When Hearing Loss Happens
CONDUCTIVE HEARING LOSS
Conductive hearing loss occurs when conduction of sound through the outer ear or middle ear is disrupted. Some examples include excessive earwax in the ear canal, a hole in the eardrum, and middle ear infection with fluid buildup behind the eardrum.
About 10% of hearing losses are conductive, which can range from mild to moderate in severity. Conductive hearing loss can often be treated medically, and in many cases can be cured entirely.
SENSORINEURAL HEARING LOSS
Hearing loss that originates in the inner ear is referred to as sensorineural hearing loss or nerve loss. About 90% of hearing losses are sensorineural, most commonly caused by damage to the inner hair cells. Once damaged, hair cells can't be repaired or restored.
Sensorineural hearing loss most often occurs from genetic factors such as family inheritance, excessive noise exposure, or changes in the inner ear due to the natural aging process. Other causes of sensorineural hearing loss can include medications, tumors, infections, diabetes, kidney disease, or cardiovascular disease. In many cases the cause is unknown. A sensorineural hearing loss can be of any degree, from very mild to profound.
MIXED HEARING LOSS
Sound can be blocked in multiple places along the path to the brain. When a hearing loss occurs from conditions in the inner ear as well as the outer or middle ear, it is called a mixed hearing loss because it is a combination of conductive and sensorineural components.
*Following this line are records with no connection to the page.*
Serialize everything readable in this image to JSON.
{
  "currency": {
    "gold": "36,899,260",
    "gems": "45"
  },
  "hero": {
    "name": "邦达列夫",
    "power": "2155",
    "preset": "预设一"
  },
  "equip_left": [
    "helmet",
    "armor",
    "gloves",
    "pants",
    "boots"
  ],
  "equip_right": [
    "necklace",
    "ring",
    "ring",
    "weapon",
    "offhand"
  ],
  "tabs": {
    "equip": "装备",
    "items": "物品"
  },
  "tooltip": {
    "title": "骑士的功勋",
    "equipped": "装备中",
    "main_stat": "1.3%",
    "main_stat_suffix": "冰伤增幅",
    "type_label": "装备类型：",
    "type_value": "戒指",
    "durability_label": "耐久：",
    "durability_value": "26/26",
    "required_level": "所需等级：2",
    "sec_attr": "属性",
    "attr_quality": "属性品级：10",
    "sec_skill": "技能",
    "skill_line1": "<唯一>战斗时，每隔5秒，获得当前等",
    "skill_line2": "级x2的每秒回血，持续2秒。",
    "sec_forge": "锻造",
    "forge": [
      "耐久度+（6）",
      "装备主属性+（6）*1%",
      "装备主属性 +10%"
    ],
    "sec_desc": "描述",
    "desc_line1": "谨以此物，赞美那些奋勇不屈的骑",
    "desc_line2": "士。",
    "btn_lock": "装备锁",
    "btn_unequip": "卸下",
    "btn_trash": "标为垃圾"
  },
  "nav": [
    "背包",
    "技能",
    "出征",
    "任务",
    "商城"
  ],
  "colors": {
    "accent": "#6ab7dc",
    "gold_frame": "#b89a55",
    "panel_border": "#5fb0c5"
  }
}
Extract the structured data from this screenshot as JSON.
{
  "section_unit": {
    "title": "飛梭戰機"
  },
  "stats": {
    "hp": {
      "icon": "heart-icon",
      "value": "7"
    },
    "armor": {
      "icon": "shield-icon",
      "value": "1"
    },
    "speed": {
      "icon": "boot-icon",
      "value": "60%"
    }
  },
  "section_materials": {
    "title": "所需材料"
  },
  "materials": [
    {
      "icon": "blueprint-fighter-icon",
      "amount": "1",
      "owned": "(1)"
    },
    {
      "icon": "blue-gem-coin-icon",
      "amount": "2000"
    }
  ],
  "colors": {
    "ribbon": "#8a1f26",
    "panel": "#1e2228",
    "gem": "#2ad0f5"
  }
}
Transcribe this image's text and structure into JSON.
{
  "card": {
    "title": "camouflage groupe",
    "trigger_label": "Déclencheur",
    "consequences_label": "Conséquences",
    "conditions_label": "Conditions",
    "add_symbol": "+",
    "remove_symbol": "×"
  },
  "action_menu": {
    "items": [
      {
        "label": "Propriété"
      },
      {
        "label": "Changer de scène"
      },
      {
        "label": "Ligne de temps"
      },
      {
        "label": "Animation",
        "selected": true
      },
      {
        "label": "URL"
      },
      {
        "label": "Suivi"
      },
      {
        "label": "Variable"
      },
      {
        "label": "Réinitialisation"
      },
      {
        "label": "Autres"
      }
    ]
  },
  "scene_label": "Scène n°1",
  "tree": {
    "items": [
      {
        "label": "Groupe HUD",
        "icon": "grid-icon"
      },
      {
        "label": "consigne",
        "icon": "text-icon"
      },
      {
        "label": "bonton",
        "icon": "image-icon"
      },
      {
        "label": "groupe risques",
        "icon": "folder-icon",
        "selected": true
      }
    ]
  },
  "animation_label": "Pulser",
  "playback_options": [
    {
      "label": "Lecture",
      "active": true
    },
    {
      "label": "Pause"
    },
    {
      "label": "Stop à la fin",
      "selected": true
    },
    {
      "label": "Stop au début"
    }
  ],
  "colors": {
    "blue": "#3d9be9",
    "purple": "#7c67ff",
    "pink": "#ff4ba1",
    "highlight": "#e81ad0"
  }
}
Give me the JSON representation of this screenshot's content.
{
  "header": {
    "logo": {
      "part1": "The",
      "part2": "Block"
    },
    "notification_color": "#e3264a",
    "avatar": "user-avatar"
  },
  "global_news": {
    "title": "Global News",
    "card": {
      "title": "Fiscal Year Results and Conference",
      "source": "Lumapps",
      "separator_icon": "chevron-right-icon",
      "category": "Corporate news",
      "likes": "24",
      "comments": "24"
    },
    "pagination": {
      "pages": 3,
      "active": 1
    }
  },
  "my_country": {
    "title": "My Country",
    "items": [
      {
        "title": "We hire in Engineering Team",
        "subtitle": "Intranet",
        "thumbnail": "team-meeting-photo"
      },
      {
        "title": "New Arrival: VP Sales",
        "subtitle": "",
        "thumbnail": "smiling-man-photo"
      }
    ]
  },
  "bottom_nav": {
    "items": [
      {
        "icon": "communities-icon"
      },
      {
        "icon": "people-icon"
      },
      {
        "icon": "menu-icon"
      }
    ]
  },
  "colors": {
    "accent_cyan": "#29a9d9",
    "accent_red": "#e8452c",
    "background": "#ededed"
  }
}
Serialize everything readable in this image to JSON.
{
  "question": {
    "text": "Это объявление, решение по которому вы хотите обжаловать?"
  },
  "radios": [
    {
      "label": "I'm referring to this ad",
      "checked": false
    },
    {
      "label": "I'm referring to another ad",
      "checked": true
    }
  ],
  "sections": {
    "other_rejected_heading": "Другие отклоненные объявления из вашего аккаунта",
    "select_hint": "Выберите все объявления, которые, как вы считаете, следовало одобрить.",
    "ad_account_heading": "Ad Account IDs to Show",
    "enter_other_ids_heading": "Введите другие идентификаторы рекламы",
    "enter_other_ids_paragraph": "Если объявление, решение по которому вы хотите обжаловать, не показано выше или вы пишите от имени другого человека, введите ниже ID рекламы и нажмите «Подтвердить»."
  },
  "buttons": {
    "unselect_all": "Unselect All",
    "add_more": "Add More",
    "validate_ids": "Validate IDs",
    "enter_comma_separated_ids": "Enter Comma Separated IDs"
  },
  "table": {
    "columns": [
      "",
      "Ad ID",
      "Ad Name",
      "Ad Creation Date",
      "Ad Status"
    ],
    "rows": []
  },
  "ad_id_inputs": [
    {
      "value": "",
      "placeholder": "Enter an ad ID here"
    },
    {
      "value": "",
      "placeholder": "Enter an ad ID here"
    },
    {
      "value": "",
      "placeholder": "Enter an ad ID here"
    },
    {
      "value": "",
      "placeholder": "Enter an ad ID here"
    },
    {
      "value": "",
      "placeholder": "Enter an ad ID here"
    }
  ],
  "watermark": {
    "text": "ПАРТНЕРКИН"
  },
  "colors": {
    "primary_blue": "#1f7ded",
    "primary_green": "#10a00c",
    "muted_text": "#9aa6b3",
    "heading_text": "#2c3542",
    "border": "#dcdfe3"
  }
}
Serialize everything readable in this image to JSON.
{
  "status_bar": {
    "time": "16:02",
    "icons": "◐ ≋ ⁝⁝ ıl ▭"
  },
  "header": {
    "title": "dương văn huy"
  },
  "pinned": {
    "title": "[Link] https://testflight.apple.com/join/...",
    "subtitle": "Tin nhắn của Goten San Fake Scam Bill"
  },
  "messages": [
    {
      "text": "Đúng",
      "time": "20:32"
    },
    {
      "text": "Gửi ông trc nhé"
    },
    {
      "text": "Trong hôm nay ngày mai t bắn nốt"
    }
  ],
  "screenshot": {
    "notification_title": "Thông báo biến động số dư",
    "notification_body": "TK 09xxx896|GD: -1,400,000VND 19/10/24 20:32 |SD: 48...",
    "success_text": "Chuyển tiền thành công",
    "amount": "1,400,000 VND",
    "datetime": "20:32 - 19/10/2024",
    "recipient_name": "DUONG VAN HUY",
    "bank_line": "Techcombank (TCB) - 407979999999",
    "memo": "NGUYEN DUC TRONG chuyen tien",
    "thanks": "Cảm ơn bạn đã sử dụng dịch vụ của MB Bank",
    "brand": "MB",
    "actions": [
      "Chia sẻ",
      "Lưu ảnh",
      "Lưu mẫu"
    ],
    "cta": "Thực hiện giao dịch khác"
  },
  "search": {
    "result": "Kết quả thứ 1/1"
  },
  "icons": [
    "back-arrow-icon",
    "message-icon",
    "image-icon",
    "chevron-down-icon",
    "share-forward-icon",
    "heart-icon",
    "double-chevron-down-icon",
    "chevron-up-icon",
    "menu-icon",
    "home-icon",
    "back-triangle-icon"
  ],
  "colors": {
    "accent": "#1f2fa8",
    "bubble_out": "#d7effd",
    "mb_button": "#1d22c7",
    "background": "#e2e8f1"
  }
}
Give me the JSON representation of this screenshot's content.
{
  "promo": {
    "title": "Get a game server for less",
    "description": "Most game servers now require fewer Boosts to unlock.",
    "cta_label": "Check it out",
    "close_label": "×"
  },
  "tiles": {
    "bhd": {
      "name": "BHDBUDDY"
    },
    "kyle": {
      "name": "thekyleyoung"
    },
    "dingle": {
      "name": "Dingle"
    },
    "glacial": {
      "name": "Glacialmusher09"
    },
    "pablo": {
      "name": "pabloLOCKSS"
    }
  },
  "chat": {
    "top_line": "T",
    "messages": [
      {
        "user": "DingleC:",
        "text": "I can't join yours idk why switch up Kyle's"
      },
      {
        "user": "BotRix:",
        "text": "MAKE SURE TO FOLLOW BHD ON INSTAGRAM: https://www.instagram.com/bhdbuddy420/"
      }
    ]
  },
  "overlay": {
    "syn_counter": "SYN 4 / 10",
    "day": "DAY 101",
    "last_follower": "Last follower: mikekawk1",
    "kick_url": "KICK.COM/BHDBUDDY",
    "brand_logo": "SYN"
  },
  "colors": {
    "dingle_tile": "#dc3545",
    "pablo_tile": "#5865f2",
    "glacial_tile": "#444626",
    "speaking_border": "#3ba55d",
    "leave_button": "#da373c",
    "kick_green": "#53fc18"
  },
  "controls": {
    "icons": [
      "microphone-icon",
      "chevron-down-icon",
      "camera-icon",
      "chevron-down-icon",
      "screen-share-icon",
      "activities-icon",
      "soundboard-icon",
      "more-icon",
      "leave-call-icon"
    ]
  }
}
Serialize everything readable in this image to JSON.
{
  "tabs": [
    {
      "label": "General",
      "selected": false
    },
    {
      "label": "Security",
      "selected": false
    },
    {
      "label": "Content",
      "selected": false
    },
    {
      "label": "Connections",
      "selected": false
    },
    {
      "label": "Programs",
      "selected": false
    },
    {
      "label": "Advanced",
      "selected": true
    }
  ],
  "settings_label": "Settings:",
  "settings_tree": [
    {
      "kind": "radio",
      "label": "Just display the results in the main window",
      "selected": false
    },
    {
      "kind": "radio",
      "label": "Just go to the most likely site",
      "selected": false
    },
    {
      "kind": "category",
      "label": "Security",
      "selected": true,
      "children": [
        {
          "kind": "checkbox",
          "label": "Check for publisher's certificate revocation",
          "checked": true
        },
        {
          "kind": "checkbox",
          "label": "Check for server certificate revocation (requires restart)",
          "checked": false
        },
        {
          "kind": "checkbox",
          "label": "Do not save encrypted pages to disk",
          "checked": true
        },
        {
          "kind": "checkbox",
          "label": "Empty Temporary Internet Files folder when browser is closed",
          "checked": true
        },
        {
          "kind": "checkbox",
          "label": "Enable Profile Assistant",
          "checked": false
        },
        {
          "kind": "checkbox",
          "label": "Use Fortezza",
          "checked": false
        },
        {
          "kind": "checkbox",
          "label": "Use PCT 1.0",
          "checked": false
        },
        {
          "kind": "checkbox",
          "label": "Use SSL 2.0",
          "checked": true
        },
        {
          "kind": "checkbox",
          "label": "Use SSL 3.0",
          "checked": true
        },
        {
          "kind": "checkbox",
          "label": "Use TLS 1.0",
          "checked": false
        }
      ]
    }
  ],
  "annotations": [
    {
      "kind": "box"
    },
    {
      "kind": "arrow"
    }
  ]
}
An example of a mixed hearing loss may be someone with inner ear hair cell damage due to noise damage who at the same time has an ear infection which is stopping the eardrum from vibrating normally.
The conductive portion of a mixed hearing loss can often be medically treated, but even after successful treatment there will still be an underlying sensorineural hearing loss which is permanent and may warrant a hearing aid depending on the level of severity.